Numata Shinsuke 沼田真佑. Eiri 影裏. Bungei Shunjū, 2017.
This won the 157th A-Prize, for early 2017.
Yamashita (b. 1978) is a true newcomer. This is his first published work of fiction. His selection seems to have gotten some notoriety because of that. The story is also a 3/11 story, and I’m a little shocked to realize it’s the first Prize-winner to directly (or even, I’d argue, indirectly) deal with the disaster. Not that literature in Japan as a whole has shied away from it. I don’t know if the Prize as an institution decided to wait a few years so as not to appear to be capitalizing on it, or if it’s just coincidence; anyway, there’s enough distance that the Prize committee wouldn’t appear to be rewarding the choice of theme per se.
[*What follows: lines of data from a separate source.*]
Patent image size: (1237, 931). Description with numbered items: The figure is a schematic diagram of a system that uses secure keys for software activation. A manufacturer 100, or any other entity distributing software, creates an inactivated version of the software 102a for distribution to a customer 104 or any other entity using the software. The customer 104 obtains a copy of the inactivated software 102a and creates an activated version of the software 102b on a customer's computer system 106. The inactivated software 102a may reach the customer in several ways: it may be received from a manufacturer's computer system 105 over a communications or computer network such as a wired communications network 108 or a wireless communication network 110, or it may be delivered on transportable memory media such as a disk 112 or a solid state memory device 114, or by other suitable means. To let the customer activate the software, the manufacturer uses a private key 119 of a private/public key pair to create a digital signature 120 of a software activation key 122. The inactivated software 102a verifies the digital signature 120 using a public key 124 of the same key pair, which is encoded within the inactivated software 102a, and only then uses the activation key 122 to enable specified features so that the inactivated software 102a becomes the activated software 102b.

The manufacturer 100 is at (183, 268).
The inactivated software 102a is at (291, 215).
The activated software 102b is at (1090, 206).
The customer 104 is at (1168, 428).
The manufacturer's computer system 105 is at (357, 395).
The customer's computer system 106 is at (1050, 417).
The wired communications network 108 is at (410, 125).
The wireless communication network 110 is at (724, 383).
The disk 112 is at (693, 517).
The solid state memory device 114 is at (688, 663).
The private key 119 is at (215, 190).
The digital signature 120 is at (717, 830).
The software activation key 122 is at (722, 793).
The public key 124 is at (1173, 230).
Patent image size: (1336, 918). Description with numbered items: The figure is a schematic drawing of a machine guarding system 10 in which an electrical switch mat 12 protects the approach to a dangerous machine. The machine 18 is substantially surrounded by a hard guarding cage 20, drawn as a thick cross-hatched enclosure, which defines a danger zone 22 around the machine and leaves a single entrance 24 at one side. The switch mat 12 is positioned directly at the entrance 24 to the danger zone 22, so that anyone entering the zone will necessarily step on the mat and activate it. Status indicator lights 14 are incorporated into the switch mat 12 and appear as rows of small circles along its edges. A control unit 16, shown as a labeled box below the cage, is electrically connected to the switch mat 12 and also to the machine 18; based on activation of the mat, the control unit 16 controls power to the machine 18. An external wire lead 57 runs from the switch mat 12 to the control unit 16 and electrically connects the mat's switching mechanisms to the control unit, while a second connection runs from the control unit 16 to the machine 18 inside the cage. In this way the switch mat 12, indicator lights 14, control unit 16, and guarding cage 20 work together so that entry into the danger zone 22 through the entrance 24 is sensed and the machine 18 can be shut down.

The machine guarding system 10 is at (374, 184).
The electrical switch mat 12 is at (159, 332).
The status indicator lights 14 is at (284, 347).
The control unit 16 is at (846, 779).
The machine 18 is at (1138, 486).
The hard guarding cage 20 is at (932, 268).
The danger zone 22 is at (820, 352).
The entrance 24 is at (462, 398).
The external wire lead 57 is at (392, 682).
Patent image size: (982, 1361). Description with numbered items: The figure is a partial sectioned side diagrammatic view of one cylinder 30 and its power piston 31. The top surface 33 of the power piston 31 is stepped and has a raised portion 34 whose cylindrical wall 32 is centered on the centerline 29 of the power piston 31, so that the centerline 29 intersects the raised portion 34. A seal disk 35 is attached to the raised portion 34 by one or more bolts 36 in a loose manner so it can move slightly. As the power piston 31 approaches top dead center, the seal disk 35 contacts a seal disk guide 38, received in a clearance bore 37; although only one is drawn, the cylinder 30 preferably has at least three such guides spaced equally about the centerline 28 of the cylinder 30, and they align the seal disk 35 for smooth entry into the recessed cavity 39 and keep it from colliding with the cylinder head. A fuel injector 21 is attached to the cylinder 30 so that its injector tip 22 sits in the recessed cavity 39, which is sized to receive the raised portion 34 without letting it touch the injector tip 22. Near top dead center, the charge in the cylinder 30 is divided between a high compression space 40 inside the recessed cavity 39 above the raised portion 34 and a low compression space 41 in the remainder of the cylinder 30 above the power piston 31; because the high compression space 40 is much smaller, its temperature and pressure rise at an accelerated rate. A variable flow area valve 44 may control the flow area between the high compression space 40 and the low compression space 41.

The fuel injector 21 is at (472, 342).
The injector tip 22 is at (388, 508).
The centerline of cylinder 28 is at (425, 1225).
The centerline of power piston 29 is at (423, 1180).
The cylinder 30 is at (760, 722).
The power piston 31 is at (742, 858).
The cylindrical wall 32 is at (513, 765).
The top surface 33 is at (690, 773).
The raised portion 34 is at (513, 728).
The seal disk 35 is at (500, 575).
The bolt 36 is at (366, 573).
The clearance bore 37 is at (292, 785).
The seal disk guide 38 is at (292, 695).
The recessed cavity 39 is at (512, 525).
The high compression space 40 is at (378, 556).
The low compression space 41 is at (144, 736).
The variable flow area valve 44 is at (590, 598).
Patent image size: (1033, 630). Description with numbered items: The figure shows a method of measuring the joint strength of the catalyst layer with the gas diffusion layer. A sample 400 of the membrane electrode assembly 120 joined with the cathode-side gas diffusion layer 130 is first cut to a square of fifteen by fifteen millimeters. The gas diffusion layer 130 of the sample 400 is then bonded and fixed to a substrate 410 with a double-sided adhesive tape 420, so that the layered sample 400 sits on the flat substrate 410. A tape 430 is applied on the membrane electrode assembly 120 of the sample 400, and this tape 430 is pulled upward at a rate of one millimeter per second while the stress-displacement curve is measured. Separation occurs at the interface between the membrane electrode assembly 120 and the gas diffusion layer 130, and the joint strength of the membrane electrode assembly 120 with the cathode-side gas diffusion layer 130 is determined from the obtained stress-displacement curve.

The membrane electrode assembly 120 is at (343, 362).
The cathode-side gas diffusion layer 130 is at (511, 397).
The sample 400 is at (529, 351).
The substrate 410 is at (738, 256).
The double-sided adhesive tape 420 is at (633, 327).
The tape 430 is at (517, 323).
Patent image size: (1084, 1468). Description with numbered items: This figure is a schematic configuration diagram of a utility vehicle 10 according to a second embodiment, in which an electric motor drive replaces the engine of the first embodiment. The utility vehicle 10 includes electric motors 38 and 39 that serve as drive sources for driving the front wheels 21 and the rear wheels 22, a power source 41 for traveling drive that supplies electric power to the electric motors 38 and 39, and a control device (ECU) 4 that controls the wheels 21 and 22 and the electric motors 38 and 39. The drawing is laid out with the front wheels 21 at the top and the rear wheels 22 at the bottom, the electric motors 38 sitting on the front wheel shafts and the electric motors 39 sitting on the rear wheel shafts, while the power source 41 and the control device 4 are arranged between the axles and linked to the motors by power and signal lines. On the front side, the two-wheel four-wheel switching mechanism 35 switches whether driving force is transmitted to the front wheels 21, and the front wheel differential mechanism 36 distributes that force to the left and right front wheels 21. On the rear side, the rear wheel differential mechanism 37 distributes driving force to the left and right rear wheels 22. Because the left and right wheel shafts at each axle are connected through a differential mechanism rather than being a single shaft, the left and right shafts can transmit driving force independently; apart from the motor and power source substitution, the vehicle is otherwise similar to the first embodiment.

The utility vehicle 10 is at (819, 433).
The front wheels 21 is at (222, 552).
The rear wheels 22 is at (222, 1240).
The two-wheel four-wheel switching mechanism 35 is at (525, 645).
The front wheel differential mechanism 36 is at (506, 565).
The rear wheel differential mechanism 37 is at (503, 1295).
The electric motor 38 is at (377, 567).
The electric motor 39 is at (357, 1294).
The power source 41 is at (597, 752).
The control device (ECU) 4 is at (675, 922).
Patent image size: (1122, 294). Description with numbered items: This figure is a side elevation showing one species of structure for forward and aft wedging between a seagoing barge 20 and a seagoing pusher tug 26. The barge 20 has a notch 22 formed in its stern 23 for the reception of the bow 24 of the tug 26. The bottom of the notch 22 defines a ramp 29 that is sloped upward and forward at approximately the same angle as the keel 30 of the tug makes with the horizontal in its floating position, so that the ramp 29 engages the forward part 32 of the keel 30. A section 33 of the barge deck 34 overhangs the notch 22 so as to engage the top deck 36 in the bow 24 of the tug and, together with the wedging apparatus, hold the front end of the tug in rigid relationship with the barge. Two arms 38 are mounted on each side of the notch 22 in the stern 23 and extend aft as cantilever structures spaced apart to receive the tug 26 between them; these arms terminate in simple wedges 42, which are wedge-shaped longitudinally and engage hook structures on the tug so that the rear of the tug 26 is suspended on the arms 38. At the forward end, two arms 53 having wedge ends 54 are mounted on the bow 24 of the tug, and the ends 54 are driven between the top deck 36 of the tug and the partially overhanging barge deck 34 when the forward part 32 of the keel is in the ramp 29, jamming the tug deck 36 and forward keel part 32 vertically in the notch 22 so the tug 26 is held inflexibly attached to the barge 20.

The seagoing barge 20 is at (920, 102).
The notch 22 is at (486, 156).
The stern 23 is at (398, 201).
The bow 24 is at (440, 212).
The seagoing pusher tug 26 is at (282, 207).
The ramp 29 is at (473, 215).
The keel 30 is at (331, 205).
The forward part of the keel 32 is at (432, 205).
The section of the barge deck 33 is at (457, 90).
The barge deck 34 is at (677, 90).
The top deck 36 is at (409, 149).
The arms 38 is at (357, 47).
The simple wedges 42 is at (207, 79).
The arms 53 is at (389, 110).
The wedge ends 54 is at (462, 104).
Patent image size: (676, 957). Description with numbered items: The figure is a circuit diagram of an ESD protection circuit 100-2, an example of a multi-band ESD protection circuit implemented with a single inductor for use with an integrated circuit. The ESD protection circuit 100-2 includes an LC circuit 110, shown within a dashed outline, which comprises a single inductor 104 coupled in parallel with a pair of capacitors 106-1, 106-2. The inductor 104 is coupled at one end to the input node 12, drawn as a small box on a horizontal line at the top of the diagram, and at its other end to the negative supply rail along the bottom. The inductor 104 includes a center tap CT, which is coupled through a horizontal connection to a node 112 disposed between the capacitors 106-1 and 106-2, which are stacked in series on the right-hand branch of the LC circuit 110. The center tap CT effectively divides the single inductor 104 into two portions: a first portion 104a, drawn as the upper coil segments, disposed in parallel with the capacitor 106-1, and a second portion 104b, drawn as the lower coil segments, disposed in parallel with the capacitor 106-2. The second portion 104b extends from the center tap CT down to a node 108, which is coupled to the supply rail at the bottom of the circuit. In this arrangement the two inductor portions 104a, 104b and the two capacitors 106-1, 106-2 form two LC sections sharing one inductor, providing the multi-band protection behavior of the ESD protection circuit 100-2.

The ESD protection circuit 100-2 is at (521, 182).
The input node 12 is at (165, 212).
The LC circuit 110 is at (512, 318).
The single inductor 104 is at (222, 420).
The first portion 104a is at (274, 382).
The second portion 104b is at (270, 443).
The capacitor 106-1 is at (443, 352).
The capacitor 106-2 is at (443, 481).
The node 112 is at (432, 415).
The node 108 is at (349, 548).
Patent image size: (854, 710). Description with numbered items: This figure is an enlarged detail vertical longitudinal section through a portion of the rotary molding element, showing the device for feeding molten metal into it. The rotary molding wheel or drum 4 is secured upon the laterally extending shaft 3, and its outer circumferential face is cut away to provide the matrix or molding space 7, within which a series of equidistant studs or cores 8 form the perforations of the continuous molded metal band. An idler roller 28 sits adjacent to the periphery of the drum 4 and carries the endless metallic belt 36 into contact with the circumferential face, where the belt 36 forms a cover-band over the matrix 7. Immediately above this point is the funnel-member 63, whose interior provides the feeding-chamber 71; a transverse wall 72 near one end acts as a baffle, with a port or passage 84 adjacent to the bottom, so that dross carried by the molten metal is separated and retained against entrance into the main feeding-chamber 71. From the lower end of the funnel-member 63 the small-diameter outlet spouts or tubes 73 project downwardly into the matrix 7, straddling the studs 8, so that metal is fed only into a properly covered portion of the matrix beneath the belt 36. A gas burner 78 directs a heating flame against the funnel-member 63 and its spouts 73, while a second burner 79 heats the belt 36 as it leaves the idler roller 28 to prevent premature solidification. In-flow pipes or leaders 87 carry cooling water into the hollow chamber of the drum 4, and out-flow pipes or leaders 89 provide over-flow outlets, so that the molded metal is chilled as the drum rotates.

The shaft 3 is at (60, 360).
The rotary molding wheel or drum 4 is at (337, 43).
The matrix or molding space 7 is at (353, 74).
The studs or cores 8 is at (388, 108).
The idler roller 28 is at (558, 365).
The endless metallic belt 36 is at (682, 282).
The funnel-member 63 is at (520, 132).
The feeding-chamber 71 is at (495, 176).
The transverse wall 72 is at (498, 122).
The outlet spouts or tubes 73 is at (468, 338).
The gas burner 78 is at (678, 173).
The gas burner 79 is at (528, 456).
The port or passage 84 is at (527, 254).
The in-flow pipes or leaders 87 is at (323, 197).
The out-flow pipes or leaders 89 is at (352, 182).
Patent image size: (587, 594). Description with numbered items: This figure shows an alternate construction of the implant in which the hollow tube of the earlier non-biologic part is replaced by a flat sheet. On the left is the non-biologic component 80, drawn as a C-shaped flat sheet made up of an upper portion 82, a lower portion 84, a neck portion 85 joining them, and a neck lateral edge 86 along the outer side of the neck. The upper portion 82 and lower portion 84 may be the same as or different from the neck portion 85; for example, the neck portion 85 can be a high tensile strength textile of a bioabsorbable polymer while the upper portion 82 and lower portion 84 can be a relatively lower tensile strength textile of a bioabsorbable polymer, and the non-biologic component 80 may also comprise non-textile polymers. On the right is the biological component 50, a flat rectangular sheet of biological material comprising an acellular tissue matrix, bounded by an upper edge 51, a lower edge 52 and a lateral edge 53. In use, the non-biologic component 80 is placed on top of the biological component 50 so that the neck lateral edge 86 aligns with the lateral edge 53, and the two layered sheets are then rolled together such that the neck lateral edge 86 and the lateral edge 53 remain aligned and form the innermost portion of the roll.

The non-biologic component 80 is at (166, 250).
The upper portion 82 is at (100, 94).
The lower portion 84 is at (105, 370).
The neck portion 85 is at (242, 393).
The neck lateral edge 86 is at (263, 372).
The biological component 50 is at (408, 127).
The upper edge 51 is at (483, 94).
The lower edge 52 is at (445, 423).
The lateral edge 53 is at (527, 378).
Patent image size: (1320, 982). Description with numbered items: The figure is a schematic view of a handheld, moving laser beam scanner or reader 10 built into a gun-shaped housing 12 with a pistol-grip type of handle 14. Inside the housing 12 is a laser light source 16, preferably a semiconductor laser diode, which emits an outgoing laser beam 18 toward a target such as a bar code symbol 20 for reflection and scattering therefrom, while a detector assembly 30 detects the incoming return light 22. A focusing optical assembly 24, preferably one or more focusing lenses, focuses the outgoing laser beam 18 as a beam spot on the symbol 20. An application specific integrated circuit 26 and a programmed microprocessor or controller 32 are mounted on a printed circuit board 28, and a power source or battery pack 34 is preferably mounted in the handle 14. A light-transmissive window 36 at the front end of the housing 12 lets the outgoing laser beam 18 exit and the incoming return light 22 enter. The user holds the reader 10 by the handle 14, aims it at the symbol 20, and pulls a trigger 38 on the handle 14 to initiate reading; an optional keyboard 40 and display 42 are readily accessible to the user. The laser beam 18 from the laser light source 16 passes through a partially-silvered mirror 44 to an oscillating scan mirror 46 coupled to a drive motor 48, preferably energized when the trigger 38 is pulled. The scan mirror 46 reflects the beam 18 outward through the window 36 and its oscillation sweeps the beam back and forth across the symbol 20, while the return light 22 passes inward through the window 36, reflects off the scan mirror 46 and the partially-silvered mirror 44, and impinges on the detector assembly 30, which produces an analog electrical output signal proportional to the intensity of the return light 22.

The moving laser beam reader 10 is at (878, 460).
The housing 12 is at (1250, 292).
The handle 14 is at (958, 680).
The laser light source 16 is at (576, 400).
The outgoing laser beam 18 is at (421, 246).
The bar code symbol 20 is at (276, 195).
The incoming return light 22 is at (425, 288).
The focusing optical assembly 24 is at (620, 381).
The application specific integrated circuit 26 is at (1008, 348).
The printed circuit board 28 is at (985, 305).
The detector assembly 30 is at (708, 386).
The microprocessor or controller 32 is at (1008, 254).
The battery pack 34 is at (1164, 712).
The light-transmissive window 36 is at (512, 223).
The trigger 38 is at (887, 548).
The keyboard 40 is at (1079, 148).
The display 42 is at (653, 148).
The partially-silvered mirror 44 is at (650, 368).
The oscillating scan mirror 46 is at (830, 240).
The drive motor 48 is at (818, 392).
The story is told by an unnamed narrator (“watashi”) who works for a company in Morioka. When he transferred there a number of years ago he befriended another guy in the company, Hiasa. They went fishing together a lot in the back-country streams and rivers. Then Hiasa quits and goes to work as a salesman, and then the narrator loses touch with him, and then the earthquake happens, and months later he realizes nobody’s heard from Hiasa. He tries to track him down and learns that Hiasa disappeared in the tsunami. The narrator goes to meet Hiasa’s father to urge him to report his son’s disappearance, but the father had disowned his son in anger before his death when it turned out that he had forged his college credentials – so what had he been doing in Tokyo those four years with all the college money his father had been sending him?
The story ends, then, with irresolution and mystery. Who was Hiasa really? Did his father ever really know him? Did the narrator? And, of course: Is he dead? Will anyone ever know for sure?
And: If he’s dead, what was he thinking in the moments before he died? We’re told that Hiasa had a childlike enthusiasm for watching things be destroyed, or seeing things that had been destroyed. There’s a scene where he exults over a fallen tree out in the woods that sets us up for, at the end of the story, the narrator’s suspicion that as Hiasa watched the tsunami approach he was transfixed, fascinated.
And: What are the narrator’s feelings toward Hiasa? Their relationship is only described in terms of male bonding over fishing, but late in the story we learn in the vaguest of ways that the narrator had a male lover in college; now the lover has had sex reassignment surgery (the term used in the story) and is female. They almost get together when the former lover comes up to Sendai on a business trip, but don’t. The distant nature of their current relationship, combined with their former, barely mentioned, relationship, suggests that the narrator is gay and might have been attracted to Hiasa in ways that were not reciprocated. Irresolution and mystery.
The title comes from a zen motto seen on the wall in Hiasa’s father’s house; it means something like “behind the light” but the full motto is “lightning flashes, cutting the spring wind.” It comes from an old story where a zen priest, threatened with death at swordpoint, says these words, meaning (basically) lightning might slice through wind but the wind isn’t damaged. So: Hiasa could be alive? Or, rather, the afterimage he’s left on the people around him does not fade?
I’ll confess I found the story a frustrating read, although now that I write it out like this it seems pretty attractive. The narrative is more fragmented even than is usual for literary narrative in Japan (which already prizes fragmented narratives), and I found it hard to follow the chronology, and not in a pleasant way; I also wanted to know more about the narrator, his background, and his feelings, and was frustrated there. I didn’t find the prose to be striking at all (except for a preponderance of fish names), although members of the committee single out this aspect of the work for praise. But upon reflection I do appreciate the sense of loss created by these irresolvable questions.
No bonus story in this volume; at the time of publication in book form it was the author’s only completed fiction.